Pegando nesta conversa de Kirk (e convem ler a passagem toda, se possível, em vez de apenas estes  trechos), parece-me que ele coloca na tradição conservadora John Randolph e John Calhoun (recorde-se que este último foi o provavelmente o principal ideólogo da defesa da escravatura nos EUA) e também os confederados Lee e Jefferson Davis e finalmente o que ele chama os "modern Southern congressman" (não é muito claro a que se refere o "modern", já que o livro foi tendo várias versões desde os anos 50 aos 80, mas quase de certeza que inclui os congressistas do tempo dos "direitos civis", que estavam ativos nas décadas em que o livro foi sendo publicado). Sim, é uma inclusão um pouco a contragosto, e tentando deixar o mais possível de lado as questões da escravatura e do racismo (e lamentado que o conservadorismo sulista seja cada vez menos uma ideia e mais um puro instinto), mas uma inclusão mesmo assim (e aliás a dada altura escrevendo que a sociedade dos plantadores sulistas era conservadora por natureza, mesmo que a dada altura [suponho que se refira a Thomas Jefferson e aos seus aliados] tenha querido ser igualitária).
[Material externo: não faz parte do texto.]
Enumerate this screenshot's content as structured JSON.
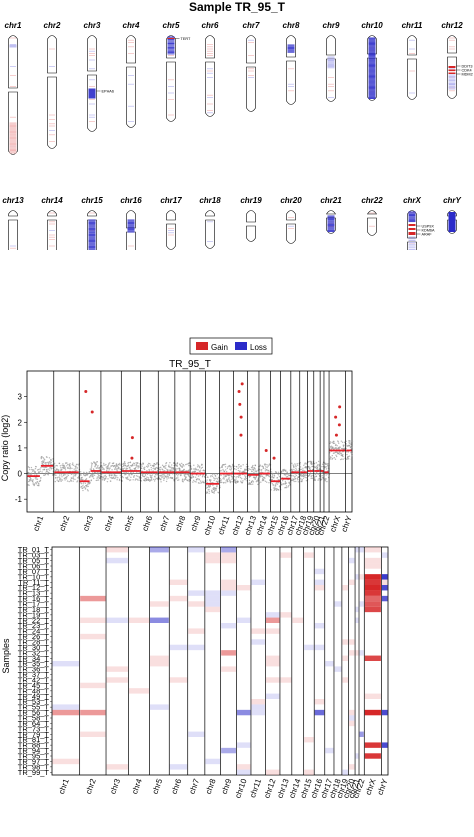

Diga-se que, aliás, seria provavelmente difícil a Kirk excluir o Sul da tradição conservadora mesmo que o quisesse, já que creio que ele tinha simpatia pela ideia de uma sociedade liderada por uma elite de proprietários rurais, e o que mais parecido terá havido com isso na história dos EUA terá sido o Sul antebellum.

O que talvez pudesse ser discutido é se toda a tradição conservadora descrita por Kirk, englobando pessoas tão diversas - e no seu tempo politicamente opostas - onde cabem tanto centralistas nortistas como Hamilton e localistas sulistas como Randolph faz algum sentido ou se foi largamente uma criação retroativa tentando dar antepassados aos conservadores dos anos 50; mas o meu ponto é menos se os defensores do "Velho Sul" eram conservadores, mas sim se o moderno conservadorismo norte-americano os considera ou considerava como parte da sua geneologia ideológica, e claramente considerava.